March 11th, 2008 2:27 pm
why do we celebrate some endings (graduation, retirement, etc) but mourn others?
we find it “pleasant” to send/receive birth cards and not so pleasant to send receive death cards.
I’m still having trouble with endings, even though my sagitarian nature is to crave new adentures. perhaps i need to practice “dying” a little bit everyday till i get better at transitions and endings of the forms i get so attached to.
March 11th, 2008 2:28 pm
I didn’t know that, Sky. I’m happy that the treatments have helped so far. Sandy, the commenter above you knows from where you speak. I’ve been pondering death deeply since losing my brothers, Jim and Dan, prematurely and watching one of them die. I’m still trying to get comfortable with the idea of death. As more of the people I know pass over and take parts of me with them, I figure I might be ready when it’s my time. I think of Jim and Dan as pioneers of the unknown. If they can do it, surely I can. No choice in the matter, eh.
Here is another Alex story not to be missed about how she read my book “The Jim and Dan Stories” and then got her book club to read and discuss it, as she was facing her own death. http://looseleafnotes.com/notes/2006/04/strong_in_the_broken_places.html
And this one about her last Scrabble game. http://looseleafnotes.com/notes/2006/12/alex.html
March 11th, 2008 4:44 pm
I can’t help but understand and agree with the idea that death makes life more meaningful. Or… as the musical ZORBA states: “Life is what happens when you’re waiting to die.”
~S
March 11th, 2008 5:51 pm
I like the the way Alex Wind puts…….making room for others to be born.
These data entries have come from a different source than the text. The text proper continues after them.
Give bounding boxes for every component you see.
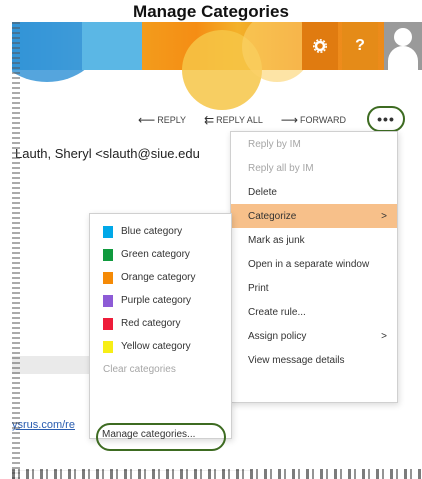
- manage-categories-item[interactable]: Manage categories...: [102, 429, 195, 440]
- category-item[interactable]: Red category: [90, 312, 231, 335]
- avatar-head: [394, 28, 412, 46]
- banner-shape: [82, 22, 142, 70]
- category-label: Red category: [121, 318, 181, 329]
- category-label: Purple category: [121, 295, 192, 306]
- reply-all-label: REPLY ALL: [216, 115, 263, 125]
- menu-item-label: Open in a separate window: [248, 258, 370, 270]
- category-item[interactable]: Blue category: [90, 220, 231, 243]
- avatar-body: [388, 46, 418, 70]
- menu-item[interactable]: Categorize >: [231, 204, 397, 228]
- outlook-screenshot: ? ⟵ REPLY ⇇ REPLY ALL ⟶ FORWARD ••• Laut…: [12, 22, 422, 479]
- category-label: Blue category: [121, 226, 183, 237]
- menu-item-label: Categorize: [248, 210, 297, 222]
- category-label: Green category: [121, 249, 190, 260]
- menu-item-label: Print: [248, 282, 269, 294]
- divider-bar: [12, 356, 92, 374]
- category-item[interactable]: Purple category: [90, 289, 231, 312]
- forward-button[interactable]: ⟶ FORWARD: [281, 113, 346, 127]
- menu-item[interactable]: View message details: [231, 348, 397, 372]
- menu-item[interactable]: Assign policy >: [231, 324, 397, 348]
- categorize-submenu: Blue category Green category Orange catego…: [89, 213, 232, 439]
- forward-arrow-icon: ⟶: [280, 113, 299, 127]
- reply-all-button[interactable]: ⇇ REPLY ALL: [204, 113, 263, 127]
- menu-item-label: Mark as junk: [248, 234, 305, 246]
- category-item[interactable]: Yellow category: [90, 335, 231, 358]
- category-color-swatch: [103, 248, 113, 261]
- menu-item: Reply by IM: [231, 132, 397, 156]
- torn-edge-bottom: [12, 469, 422, 479]
- gear-icon[interactable]: [302, 22, 338, 70]
- category-item[interactable]: Orange category: [90, 266, 231, 289]
- torn-edge-left: [12, 22, 20, 479]
- more-actions-button[interactable]: •••: [367, 106, 405, 132]
- menu-item-label: Reply all by IM: [248, 162, 314, 174]
- message-link[interactable]: ysrus.com/re: [12, 419, 75, 431]
- gear-icon-svg: [313, 39, 327, 53]
- reply-button[interactable]: ⟵ REPLY: [138, 113, 186, 127]
- help-button[interactable]: ?: [342, 22, 378, 70]
- sender-line: Lauth, Sheryl <slauth@siue.edu: [15, 146, 200, 161]
- user-avatar-icon[interactable]: [384, 22, 422, 70]
- category-color-swatch: [103, 294, 113, 307]
- reply-all-arrow-icon: ⇇: [204, 113, 215, 127]
- menu-item-label: Assign policy: [248, 330, 307, 342]
- clear-categories-item: Clear categories: [103, 364, 176, 375]
- message-action-bar: ⟵ REPLY ⇇ REPLY ALL ⟶ FORWARD: [138, 112, 346, 128]
- forward-label: FORWARD: [300, 115, 347, 125]
- menu-item[interactable]: Print: [231, 276, 397, 300]
- category-color-swatch: [103, 271, 113, 284]
- context-menu: Reply by IM Reply all by IM Delete Categori…: [230, 131, 398, 403]
- menu-item[interactable]: Mark as junk: [231, 228, 397, 252]
- menu-item-label: Reply by IM: [248, 138, 301, 150]
- category-color-swatch: [103, 340, 113, 353]
- menu-item[interactable]: Create rule...: [231, 300, 397, 324]
- category-item[interactable]: Green category: [90, 243, 231, 266]
- menu-item[interactable]: Open in a separate window: [231, 252, 397, 276]
- header-banner: ?: [12, 22, 422, 110]
- reply-arrow-icon: ⟵: [138, 113, 156, 127]
- category-label: Yellow category: [121, 341, 191, 352]
- page-title: Manage Categories: [133, 2, 289, 21]
- chevron-right-icon: >: [381, 210, 387, 222]
- menu-item-label: Delete: [248, 186, 277, 198]
- menu-item-label: Create rule...: [248, 306, 306, 318]
- reply-label: REPLY: [157, 115, 187, 125]
- chevron-right-icon: >: [381, 330, 387, 342]
- menu-item-label: View message details: [248, 354, 345, 366]
- menu-item: Reply all by IM: [231, 156, 397, 180]
- category-color-swatch: [103, 317, 113, 330]
- category-label: Orange category: [121, 272, 196, 283]
- category-color-swatch: [103, 225, 113, 238]
- menu-item[interactable]: Delete: [231, 180, 397, 204]
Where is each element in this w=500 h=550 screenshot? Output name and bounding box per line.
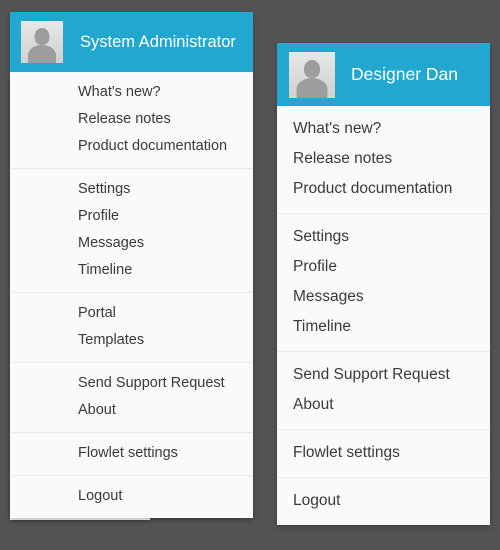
screenshot-canvas: System Administrator What's new? Release…	[0, 0, 500, 550]
menu-item-product-documentation[interactable]: Product documentation	[10, 133, 253, 160]
menu-item-send-support-request[interactable]: Send Support Request	[10, 370, 253, 397]
menu-item-product-documentation[interactable]: Product documentation	[277, 174, 490, 204]
user-name-label: System Administrator	[80, 32, 236, 51]
menu-group-account: Settings Profile Messages Timeline	[277, 214, 490, 352]
menu-item-flowlet-settings[interactable]: Flowlet settings	[277, 438, 490, 468]
avatar-head-shape	[304, 59, 320, 78]
avatar-body-shape	[28, 45, 56, 63]
menu-group-news: What's new? Release notes Product docume…	[277, 106, 490, 214]
menu-item-about[interactable]: About	[10, 397, 253, 424]
menu-item-release-notes[interactable]: Release notes	[10, 106, 253, 133]
menu-item-whats-new[interactable]: What's new?	[10, 79, 253, 106]
menu-group-support: Send Support Request About	[277, 352, 490, 430]
menu-item-settings[interactable]: Settings	[277, 222, 490, 252]
user-menu-items: What's new? Release notes Product docume…	[277, 106, 490, 525]
user-menu-panel-designer-dan[interactable]: Designer Dan What's new? Release notes P…	[277, 43, 490, 525]
menu-item-messages[interactable]: Messages	[10, 230, 253, 257]
menu-item-logout[interactable]: Logout	[277, 486, 490, 516]
menu-item-settings[interactable]: Settings	[10, 176, 253, 203]
user-menu-items: What's new? Release notes Product docume…	[10, 72, 253, 518]
menu-group-account: Settings Profile Messages Timeline	[10, 169, 253, 293]
avatar-head-shape	[34, 28, 50, 45]
menu-item-messages[interactable]: Messages	[277, 282, 490, 312]
menu-item-timeline[interactable]: Timeline	[10, 257, 253, 284]
user-menu-header[interactable]: Designer Dan	[277, 43, 490, 106]
menu-item-flowlet-settings[interactable]: Flowlet settings	[10, 440, 253, 467]
user-menu-header[interactable]: System Administrator	[10, 12, 253, 72]
menu-group-news: What's new? Release notes Product docume…	[10, 72, 253, 169]
menu-group-session: Logout	[277, 478, 490, 525]
menu-item-profile[interactable]: Profile	[10, 203, 253, 230]
menu-group-session: Logout	[10, 476, 253, 518]
avatar-body-shape	[296, 77, 328, 98]
menu-group-portal: Portal Templates	[10, 293, 253, 363]
menu-group-flowlet: Flowlet settings	[10, 433, 253, 476]
menu-group-support: Send Support Request About	[10, 363, 253, 433]
user-avatar-placeholder-icon	[289, 51, 335, 98]
menu-item-portal[interactable]: Portal	[10, 300, 253, 327]
menu-item-timeline[interactable]: Timeline	[277, 312, 490, 342]
menu-item-whats-new[interactable]: What's new?	[277, 114, 490, 144]
menu-item-release-notes[interactable]: Release notes	[277, 144, 490, 174]
menu-group-flowlet: Flowlet settings	[277, 430, 490, 478]
menu-item-logout[interactable]: Logout	[10, 483, 253, 510]
user-menu-panel-system-administrator[interactable]: System Administrator What's new? Release…	[10, 12, 253, 518]
menu-item-about[interactable]: About	[277, 390, 490, 420]
user-avatar-placeholder-icon	[21, 21, 63, 63]
menu-item-send-support-request[interactable]: Send Support Request	[277, 360, 490, 390]
menu-item-templates[interactable]: Templates	[10, 327, 253, 354]
user-name-label: Designer Dan	[351, 64, 458, 84]
menu-item-profile[interactable]: Profile	[277, 252, 490, 282]
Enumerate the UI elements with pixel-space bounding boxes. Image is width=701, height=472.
Love Sherry xo
March 12th, 2008 5:07 am
so glad we caught my uterine cells while they were still classified as “atypical” and before they progressed into cancer. so far, so good, i am happy to report. i will continue follow-up, meds, and biopsies to keep a close watch on it for a few years.
thanks for the links to the other posts about alex. what a strong and inspirational woman! my college roomie died a few years ago of melanoma. hers began with a mole on her abdomen and though they thought they had gotten it all during initial surgery, it returned 5-6 years later and killed her within a few months. melanoma is so aggressive.
March 12th, 2008 10:54 am
Death has always been a topic of conversation in my family. Much more often discussed with humor than with sorrow.
I for one would not want to be on this planet, in this body, forever. To me, forever sounds much more horrifying than the question of what happens when the lights go out.